England will have two fresh faces, if not new ones, in the pack. Steve Borthwick, the Bath lock, joins Ben Kay in the engine room at the expense of Simon Shaw, while Lewis Moody of Leicester replaces Joe Worsley on the open-side flank. Worsley joins Vickery among the replacements, as does Lawrence Dallaglio, who might just have been wondering whether this tournament was passing him by.
While Ashton described the changes as "player management" decisions, the pairing of Borthwick and Kay is an interesting departure. Both men are serious students of line-out dynamics, well used to calling the shots when England have the throw and organising the resistance when they do not. Yet while they are regarded as middle jumpers, Borthwick is sufficiently versatile to make a decent fist of the front-jumping role. As the coach said: "This combination might give us more variations and allow us to mount more of a challenge on opposition ball."
Two players – the former captain Jason Robinson and the flanker Tom Rees – remain injured and were not considered for this game. A third, the wing Paul Sackey, was held back from training yesterday after complaining of some discomfort in his right leg. Sackey is expected to play, however.
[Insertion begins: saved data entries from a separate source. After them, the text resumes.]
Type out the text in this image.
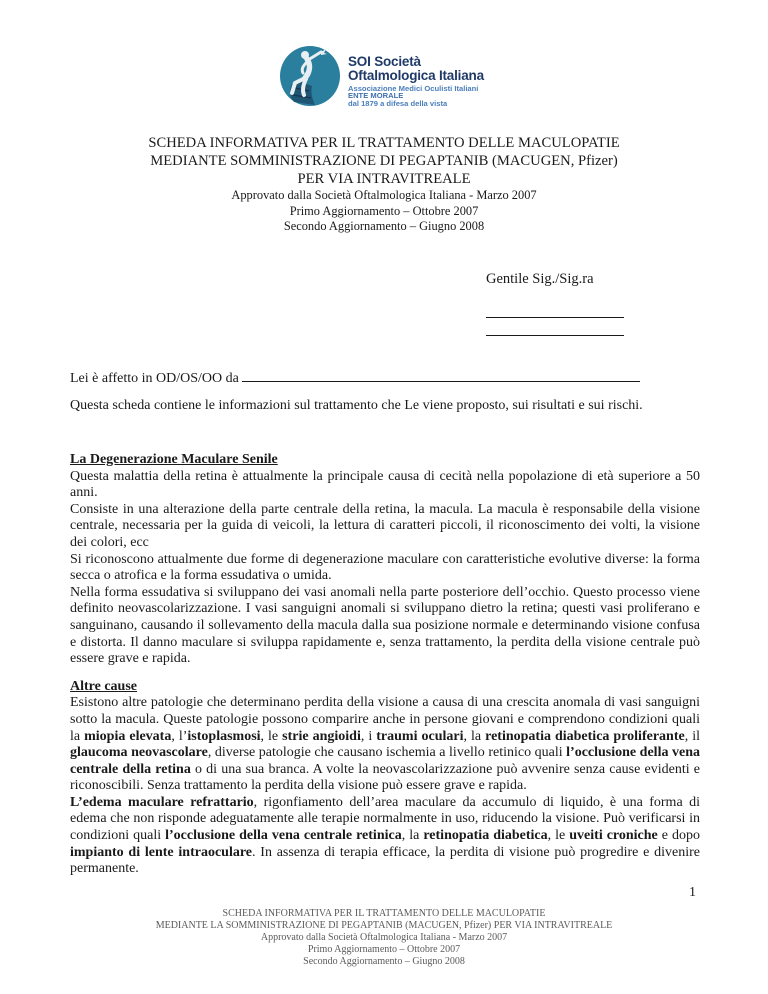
SOI Società
Oftalmologica Italiana
Associazione Medici Oculisti Italiani
ENTE MORALE
dal 1879 a difesa della vista
SCHEDA INFORMATIVA PER IL TRATTAMENTO DELLE MACULOPATIE
MEDIANTE SOMMINISTRAZIONE DI PEGAPTANIB (MACUGEN, Pfizer)
PER VIA INTRAVITREALE
Approvato dalla Società Oftalmologica Italiana - Marzo 2007
Primo Aggiornamento – Ottobre 2007
Secondo Aggiornamento – Giugno 2008
Gentile Sig./Sig.ra
Lei è affetto in OD/OS/OO da

Questa scheda contiene le informazioni sul trattamento che Le viene proposto, sui risultati e sui rischi.

La Degenerazione Maculare Senile

Questa malattia della retina è attualmente la principale causa di cecità nella popolazione di età superiore a 50 anni.

Consiste in una alterazione della parte centrale della retina, la macula. La macula è responsabile della visione centrale, necessaria per la guida di veicoli, la lettura di caratteri piccoli, il riconoscimento dei volti, la visione dei colori, ecc

Si riconoscono attualmente due forme di degenerazione maculare con caratteristiche evolutive diverse: la forma secca o atrofica e la forma essudativa o umida.

Nella forma essudativa si sviluppano dei vasi anomali nella parte posteriore dell’occhio. Questo processo viene definito neovascolarizzazione. I vasi sanguigni anomali si sviluppano dietro la retina; questi vasi proliferano e sanguinano, causando il sollevamento della macula dalla sua posizione normale e determinando visione confusa e distorta. Il danno maculare si sviluppa rapidamente e, senza trattamento, la perdita della visione centrale può essere grave e rapida.

Altre cause

Esistono altre patologie che determinano perdita della visione a causa di una crescita anomala di vasi sanguigni sotto la macula. Queste patologie possono comparire anche in persone giovani e comprendono condizioni quali la miopia elevata, l’istoplasmosi, le strie angioidi, i traumi oculari, la retinopatia diabetica proliferante, il glaucoma neovascolare, diverse patologie che causano ischemia a livello retinico quali l’occlusione della vena centrale della retina o di una sua branca. A volte la neovascolarizzazione può avvenire senza cause evidenti e riconoscibili. Senza trattamento la perdita della visione può essere grave e rapida.

L’edema maculare refrattario, rigonfiamento dell’area maculare da accumulo di liquido, è una forma di edema che non risponde adeguatamente alle terapie normalmente in uso, riducendo la visione. Può verificarsi in condizioni quali l’occlusione della vena centrale retinica, la retinopatia diabetica, le uveiti croniche e dopo impianto di lente intraoculare. In assenza di terapia efficace, la perdita di visione può progredire e divenire permanente.

1
SCHEDA INFORMATIVA PER IL TRATTAMENTO DELLE MACULOPATIE
MEDIANTE LA SOMMINISTRAZIONE DI PEGAPTANIB (MACUGEN, Pfizer) PER VIA INTRAVITREALE
Approvato dalla Società Oftalmologica Italiana - Marzo 2007
Primo Aggiornamento – Ottobre 2007
Secondo Aggiornamento – Giugno 2008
He put two excellent tries past Samoa in Nantes last Saturday, and helped create another for Corry. If he does something similar on Friday against Joseph Vaka, the kind of South Seas wing who considers the bulldozer to be a thing of beauty, the reigning champions will be eternally grateful.
"I see this as a greater challenge than the one against the Samoans," Ashton said. "We can't sit around thinking we need only turn up to win because Tonga's performances in this tournament demand respect. They play with massive enthusiasm, they are a cohesive unit up front and they have the ability to stay in a game for 80 minutes, which hasn't always been the case. Against these opponents, a momentary lack of concentration will cause major problems. Samoa discovered that much when they played them in Montpellier."
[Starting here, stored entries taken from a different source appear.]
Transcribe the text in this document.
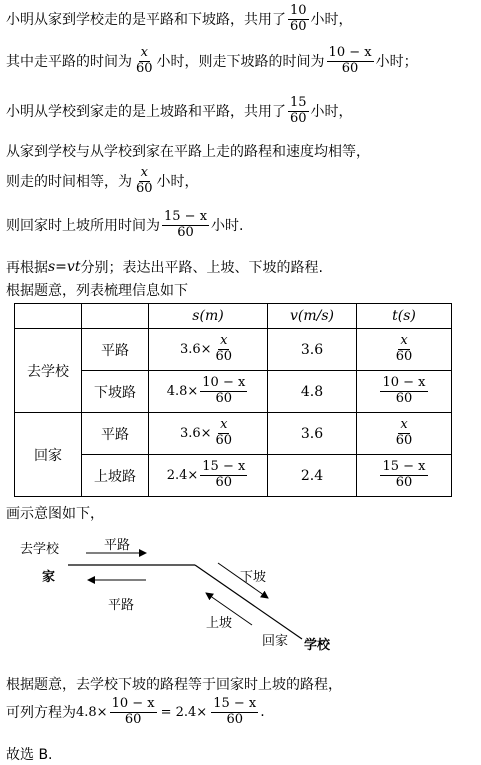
小明从家到学校走的是平路和下坡路，共用了 $\frac{10}{60}$ 小时，
其中走平路的时间为 $\frac{x}{60}$ 小时，则走下坡路的时间为 $\frac{10 - x}{60}$ 小时；
小明从学校到家走的是上坡路和平路，共用了 $\frac{15}{60}$ 小时，
从家到学校与从学校到家在平路上走的路程和速度均相等，
则走的时间相等，为 $\frac{x}{60}$ 小时，
则回家时上坡所用时间为 $\frac{15 - x}{60}$ 小时.
再根据 s=vt 分别；表达出平路、上坡、下坡的路程.
根据题意，列表梳理信息如下
		s(m)	v(m/s)	t(s)
去学校	平路	$3.6\times \frac{x}{60}$	3.6	$\frac{x}{60}$

	下坡路	$4.8\times \frac{10 - x}{60}$	4.8	$\frac{10 - x}{60}$

回家	平路	$3.6\times \frac{x}{60}$	3.6	$\frac{x}{60}$

	上坡路	$2.4\times \frac{15 - x}{60}$	2.4	$\frac{15 - x}{60}$
画示意图如下，
去学校	平路
家
平路
下坡
上坡
回家 学校
根据题意，去学校下坡的路程等于回家时上坡的路程，
可列方程为 $4.8\times \frac{10 - x}{60} = 2.4\times \frac{15 - x}{60}$ .
故选 B.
With Mathew Tait hanging on to his place in midfield – "It was a close call between Mathew and Dan Hipkiss for the outside centre role, but at some stage a side needs some consistency," the coach explained – the England back division will be unchanged for the first time since Ashton succeeded Andy Robinson as top dog 10 months ago. And with Lee Mears, the diminutive Bath hooker, named among the reserves and likely to get a run at some point, all 30 members of the original squad will be able to say they have played a part.
Which leaves Toby Flood, the Newcastle midfielder called in last week for the injured Jamie Noon. Flood should have been here from the start, but if the unthinkable happens and the champions lose on Friday night, he will at least fly home with a spotless reputation to go with his stain-free kit.
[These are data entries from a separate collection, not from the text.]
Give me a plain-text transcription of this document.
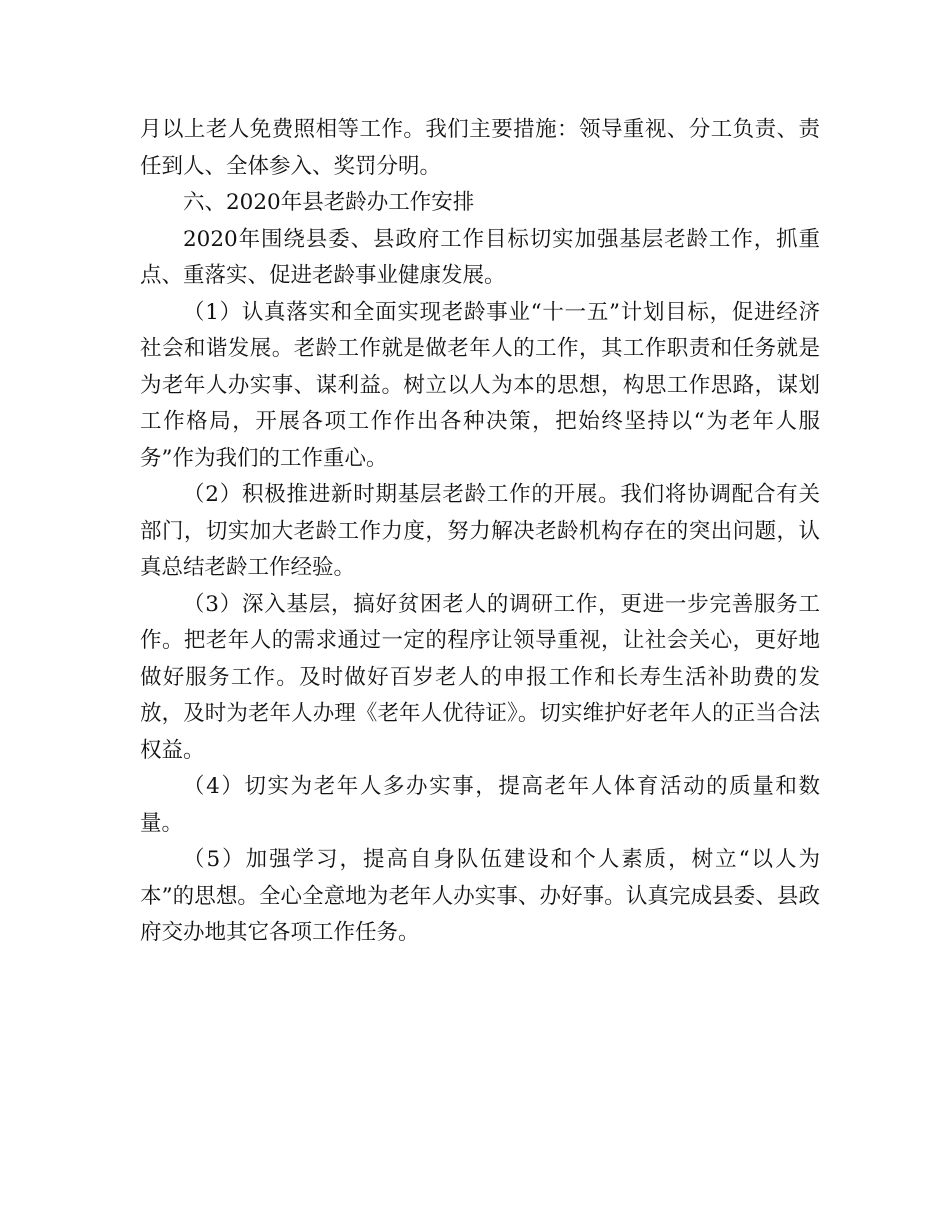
月以上老人免费照相等工作。我们主要措施：领导重视、分工负责、责任到人、全体参入、奖罚分明。

六、2020年县老龄办工作安排

2020年围绕县委、县政府工作目标切实加强基层老龄工作，抓重点、重落实、促进老龄事业健康发展。

（1）认真落实和全面实现老龄事业“十一五”计划目标，促进经济社会和谐发展。老龄工作就是做老年人的工作，其工作职责和任务就是为老年人办实事、谋利益。树立以人为本的思想，构思工作思路，谋划工作格局，开展各项工作作出各种决策，把始终坚持以“为老年人服务”作为我们的工作重心。

（2）积极推进新时期基层老龄工作的开展。我们将协调配合有关部门，切实加大老龄工作力度，努力解决老龄机构存在的突出问题，认真总结老龄工作经验。

（3）深入基层，搞好贫困老人的调研工作，更进一步完善服务工作。把老年人的需求通过一定的程序让领导重视，让社会关心，更好地做好服务工作。及时做好百岁老人的申报工作和长寿生活补助费的发放，及时为老年人办理《老年人优待证》。切实维护好老年人的正当合法权益。

（4）切实为老年人多办实事，提高老年人体育活动的质量和数量。

（5）加强学习，提高自身队伍建设和个人素质，树立“以人为本”的思想。全心全意地为老年人办实事、办好事。认真完成县委、县政府交办地其它各项工作任务。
England team to face Tonga
World Cup Pool A match at the Parc des Princes on Friday, 8pm:
15 J Lewsey (Wasps)
14 P Sackey (Wasps)
13 M Tait (Newcastle)
12 O Barkley (Bath)
11 M Cueto (Sale)
10 J Wilkinson (Newcastle)
9 A Gomarsall (Quins)
1 A Sheridan (Sale)
2 G Chuter (Leicester)
3 M Stevens (Bath)
4 S Borthwick (Bath)
5 B Kay (Leicester)
6 M Corry (Leicester, capt)
7 L Moody (Leicester)
8 N Easter (Quins)
Replacements: L Mears (Bath), P Vickery (Wasps), L Dallaglio (Wasps), J Worsley (Wasps), P Richards (London Irish), A Farrell (Saracens), D Hipkiss (Leicester).